The work paradox: We built a god and it has nothing to do
In 1950, Enrico Fermi looked up at the sky during a casual lunch and asked a question that has haunted physicists ever since: where is everybody? The universe is incomprehensibly vast. There are more stars than grains of sand on Earth. The math says we should be tripping over alien civilisations. And yet… silence.
Seventy-five years later, a developer stared at an AI that could write production-grade code, debug distributed systems, and reason about PostgreSQL internals, and asked an equally haunting question: where is all the work?
The Great Anticlimax
For decades, the promise was clear. AI would eliminate the boring stuff. Free us from toil. Unlock human potential. We would build smarter cities, cure diseases, and finally get around to that personal project.
And now here we are. The AI can do almost anything. It can build your CRUD app in a weekend. It can migrate your database. It can write your tests, fix your bugs, and draft your pull request descriptions in a tone that is almost indistinguishable from your own (minus the passive-aggressive “as discussed”).
So what did we do with this god-tier capability? We used it to… build a contact form. A blog. Maybe a webhook if someone was feeling particularly ambitious that Tuesday.
It turns out the universe of problems that actually need solving is surprisingly small. Or maybe we just haven’t figured out how to ask the right questions. Either way, the gap between what AI can do and what anyone actually needs done is wide enough to park a fleet of GPUs in.
The Fermi-JIRA Corollary
Let me propose a unified theory.
Fermi Paradox: The universe is so big, it should be teeming with life. It isn’t.
Work Paradox: AI is so capable, it should be teeming with tasks. It isn’t.
Both share the same structure. We assumed capacity would be met by demand. We assumed that if you built a tool that could do anything, people would line up with everything. Instead, what you get is a developer with a superpower sitting at their desk at 2pm on a Wednesday, thinking: “I could build a startup right now. I could rewrite our entire backend. I could learn Rust.” And then they go to lunch.
The Efficiency Trap
Here is the thing nobody predicted. It isn’t that AI made more work. It is that AI made us realise how much of what we called “work” was actually just… friction.
Take a feature request. Pre-AI, that request would bounce between product, design, engineering, QA, and staging.

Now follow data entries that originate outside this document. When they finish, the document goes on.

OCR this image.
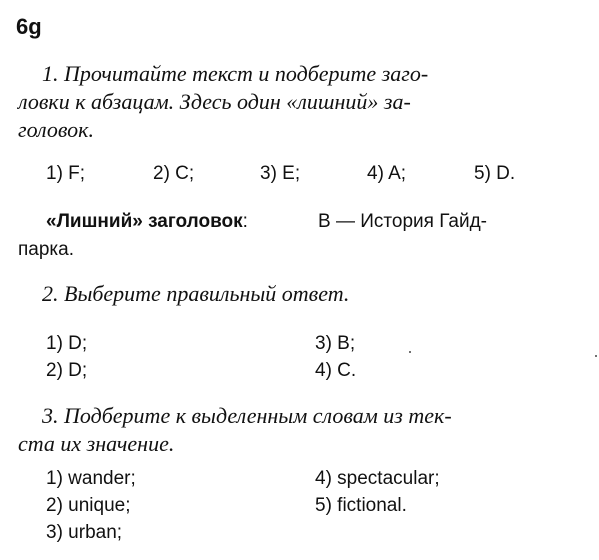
6g
1. Прочитайте текст и подберите заго-
ловки к абзацам. Здесь один «лишний» за-
головок.
1) F;	2) C;	3) E;	4) A;	5) D.
«Лишний» заголовок:	B — История Гайд-
парка.
2. Выберите правильный ответ.
1) D;
2) D;
3) B;
4) C.
3. Подберите к выделенным словам из тек-
ста их значение.
1) wander;
2) unique;
3) urban;
4) spectacular;
5) fictional.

Two weeks minimum. Three meetings. A JIRA ticket that accumulated more comments than a YouTube argument. The work wasn’t the feature. The work was the process around the feature.
Now the AI writes the feature in an afternoon. The “work” was never building the thing. The work was the ceremony we built around building the thing. Strip away the ceremony, and there’s barely anything left.
The Backlog Mirage
Every company has a backlog. Backlogs are where good intentions go to die. They are not a list of work that needs doing. They are a list of work that nobody cared enough to prioritise.

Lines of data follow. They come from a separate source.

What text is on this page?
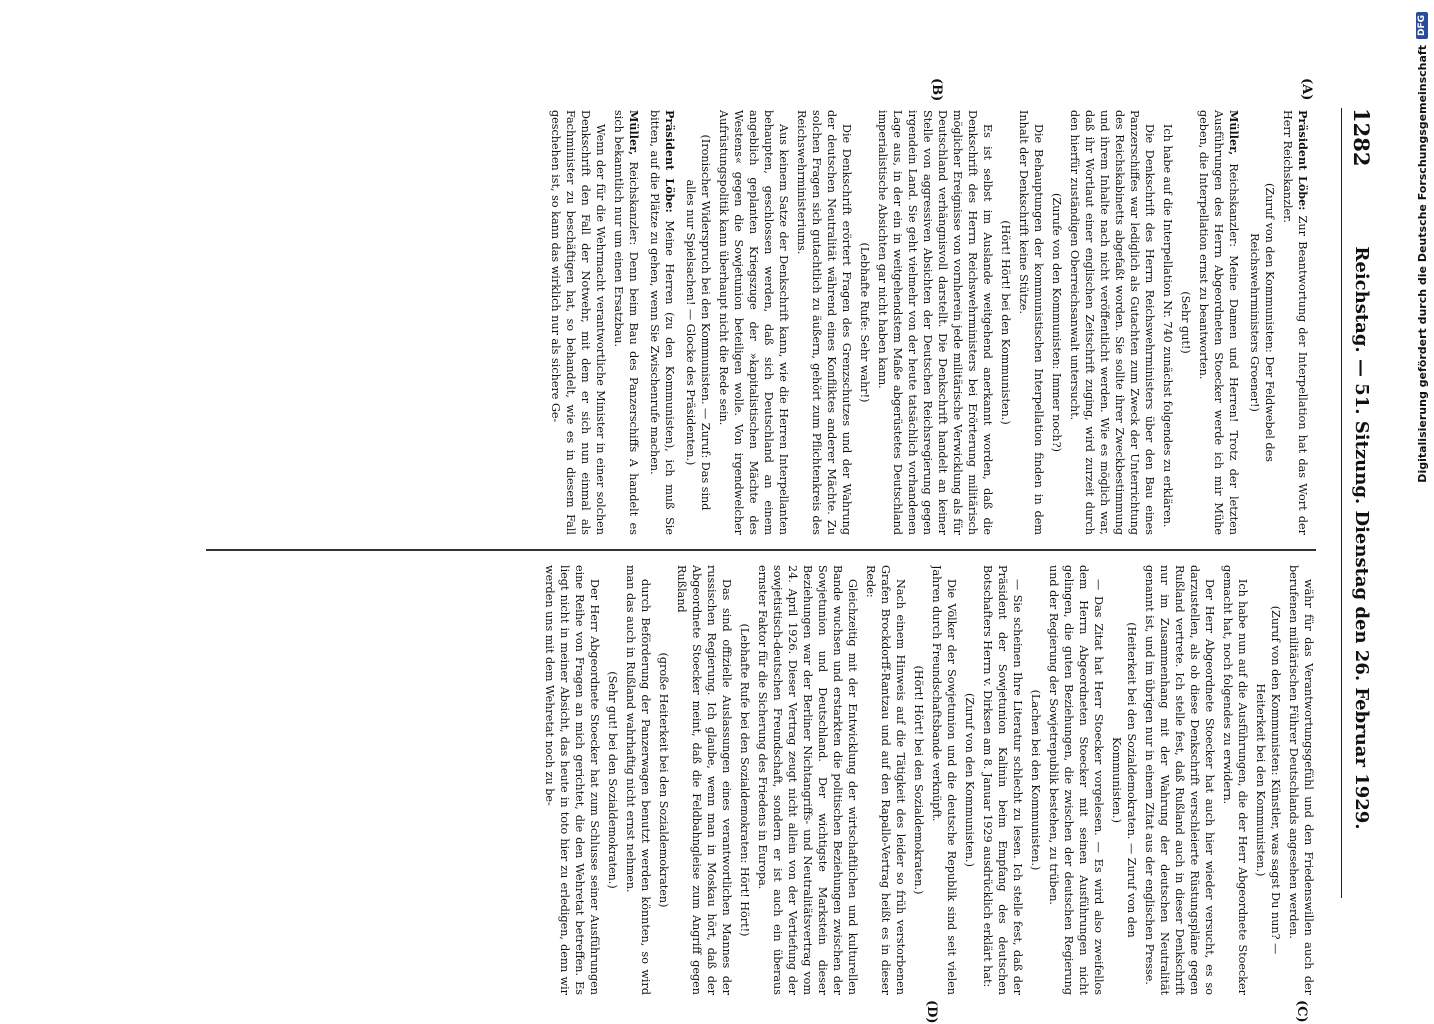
1282
Reichstag. — 51. Sitzung. Dienstag den 26. Februar 1929.

Präsident Löbe: Zur Beantwortung der Interpellation hat das Wort der Herr Reichskanzler.

(Zuruf von den Kommunisten: Der Feldwebel des Reichswehrministers Groener!)

Müller, Reichskanzler: Meine Damen und Herren! Trotz der letzten Ausführungen des Herrn Abgeordneten Stoecker werde ich mir Mühe geben, die Interpellation ernst zu beantworten.

(Sehr gut!)

Ich habe auf die Interpellation Nr. 740 zunächst folgendes zu erklären.

Die Denkschrift des Herrn Reichswehrministers über den Bau eines Panzerschiffes war lediglich als Gutachten zum Zweck der Unterrichtung des Reichskabinetts abgefaßt worden. Sie sollte ihrer Zweckbestimmung und ihrem Inhalte nach nicht veröffentlicht werden. Wie es möglich war, daß ihr Wortlaut einer englischen Zeitschrift zuging, wird zurzeit durch den hierfür zuständigen Oberreichsanwalt untersucht.

(Zurufe von den Kommunisten: Immer noch?)

Die Behauptungen der kommunistischen Interpellation finden in dem Inhalt der Denkschrift keine Stütze.

(Hört! Hört! bei den Kommunisten.)

Es ist selbst im Auslande weitgehend anerkannt worden, daß die Denkschrift des Herrn Reichswehrministers bei Erörterung militärisch möglicher Ereignisse von vornherein jede militärische Verwicklung als für Deutschland verhängnisvoll darstellt. Die Denkschrift handelt an keiner Stelle von aggressiven Absichten der Deutschen Reichsregierung gegen irgendein Land. Sie geht vielmehr von der heute tatsächlich vorhandenen Lage aus, in der ein in weitgehendstem Maße abgerüstetes Deutschland imperialistische Absichten gar nicht haben kann.

(Lebhafte Rufe: Sehr wahr!)

Die Denkschrift erörtert Fragen des Grenzschutzes und der Wahrung der deutschen Neutralität während eines Konfliktes anderer Mächte. Zu solchen Fragen sich gutachtlich zu äußern, gehört zum Pflichtenkreis des Reichswehrministeriums.

Aus keinem Satze der Denkschrift kann, wie die Herren Interpellanten behaupten, geschlossen werden, daß sich Deutschland an einem angeblich geplanten Kriegszuge der »kapitalistischen Mächte des Westens« gegen die Sowjetunion beteiligen wolle. Von irgendwelcher Aufrüstungspolitik kann überhaupt nicht die Rede sein.

(Ironischer Widerspruch bei den Kommunisten. — Zuruf: Das sind alles nur Spielsachen! — Glocke des Präsidenten.)

Präsident Löbe: Meine Herren (zu den Kommunisten), ich muß Sie bitten, auf die Plätze zu gehen, wenn Sie Zwischenrufe machen.

Müller, Reichskanzler: Denn beim Bau des Panzerschiffs A handelt es sich bekanntlich nur um einen Ersatzbau.

Wenn der für die Wehrmacht verantwortliche Minister in einer solchen Denkschrift den Fall der Notwehr, mit dem er sich nun einmal als Fachminister zu beschäftigen hat, so behandelt, wie es in diesem Fall geschehen ist, so kann das wirklich nur als sichere Ge-

währ für das Verantwortungsgefühl und den Friedenswillen auch der berufenen militärischen Führer Deutschlands angesehen werden.

(Zuruf von den Kommunisten: Künstler, was sagst Du nun? — Heiterkeit bei den Kommunisten.)

Ich habe nun auf die Ausführungen, die der Herr Abgeordnete Stoecker gemacht hat, noch folgendes zu erwidern.

Der Herr Abgeordnete Stoecker hat auch hier wieder versucht, es so darzustellen, als ob diese Denkschrift verschleierte Rüstungspläne gegen Rußland vertrete. Ich stelle fest, daß Rußland auch in dieser Denkschrift nur im Zusammenhang mit der Wahrung der deutschen Neutralität genannt ist, und im übrigen nur in einem Zitat aus der englischen Presse.

(Heiterkeit bei den Sozialdemokraten. — Zuruf von den Kommunisten.)

— Das Zitat hat Herr Stoecker vorgelesen. — Es wird also zweifellos dem Herrn Abgeordneten Stoecker mit seinen Ausführungen nicht gelingen, die guten Beziehungen, die zwischen der deutschen Regierung und der Regierung der Sowjetrepublik bestehen, zu trüben.

(Lachen bei den Kommunisten.)

— Sie scheinen Ihre Literatur schlecht zu lesen. Ich stelle fest, daß der Präsident der Sowjetunion Kalinin beim Empfang des deutschen Botschafters Herrn v. Dirksen am 8. Januar 1929 ausdrücklich erklärt hat:

(Zuruf von den Kommunisten.)

Die Völker der Sowjetunion und die deutsche Republik sind seit vielen Jahren durch Freundschaftsbande verknüpft.

(Hört! Hört! bei den Sozialdemokraten.)

Nach einem Hinweis auf die Tätigkeit des leider so früh verstorbenen Grafen Brockdorff-Rantzau und auf den Rapallo-Vertrag heißt es in dieser Rede:

Gleichzeitig mit der Entwicklung der wirtschaftlichen und kulturellen Bande wuchsen und erstarkten die politischen Beziehungen zwischen der Sowjetunion und Deutschland. Der wichtigste Markstein dieser Beziehungen war der Berliner Nichtangriffs- und Neutralitätsvertrag vom 24. April 1926. Dieser Vertrag zeugt nicht allein von der Vertiefung der sowjetistisch-deutschen Freundschaft, sondern er ist auch ein überaus ernster Faktor für die Sicherung des Friedens in Europa.

(Lebhafte Rufe bei den Sozialdemokraten: Hört! Hört!)

Das sind offizielle Auslassungen eines verantwortlichen Mannes der russischen Regierung. Ich glaube, wenn man in Moskau hört, daß der Abgeordnete Stoecker meint, daß die Feldbahngleise zum Angriff gegen Rußland

(große Heiterkeit bei den Sozialdemokraten)

durch Beförderung der Panzerwagen benutzt werden könnten, so wird man das auch in Rußland wahrhaftig nicht ernst nehmen.

(Sehr gut! bei den Sozialdemokraten.)

Der Herr Abgeordnete Stoecker hat zum Schlusse seiner Ausführungen eine Reihe von Fragen an mich gerichtet, die den Wehretat betreffen. Es liegt nicht in meiner Absicht, das heute in toto hier zu erledigen, denn wir werden uns mit dem Wehretat noch zu be-

(A)
(B)
(C)
(D)
Digitalisierung gefördert durch die Deutsche Forschungsgemeinschaft
DFG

Before AI, we could blame capacity. “We’d love to tackle that tech debt, but we just don’t have the bandwidth.” That excuse is gone now. You have infinite bandwidth. You have a junior dev who never sleeps, never complains about the CI pipeline, and will cheerfully rename 400 variables without passive-aggressively bringing it up in the next retro.
And somehow the backlog is still there. Because it was never a capacity problem. It was a priority problem. Or a “nobody actually wants this” problem. AI didn’t fix that. It just made it impossible to pretend otherwise.
What This Means
The Work Paradox is not really about AI. It is about us.
We told ourselves that if only we had more hours in the day, more hands on deck, more processing power, we would finally ship all the things. The AI gave us all of that, and the answer turned out to be: we didn’t actually have that many things to ship.
This is not a bad thing. It is just a funny one.
The Fermi Paradox suggests the universe might be lonely. The Work Paradox suggests our JIRA board might be mostly theatre. Both are uncomfortable truths that we cope with by writing blog posts about them at 4pm.
A Final Thought
Maybe the real answer to both paradoxes is the same. Maybe the reason we do not see alien civilisations is the same reason our backlog looks so empty after the AI revolution: building intelligence is the easy part. Figuring out what to do with it is the hard part.
And if that is true, then the aliens out there are probably not silent because they went extinct. They are silent because they are sitting at their desks at 2pm on a Wednesday, staring at their own superintelligent assistant, thinking the exact same thing we are.
I could do something right now.
But what?
No series. No deep dives. Just vibes. Sometimes you need one of these.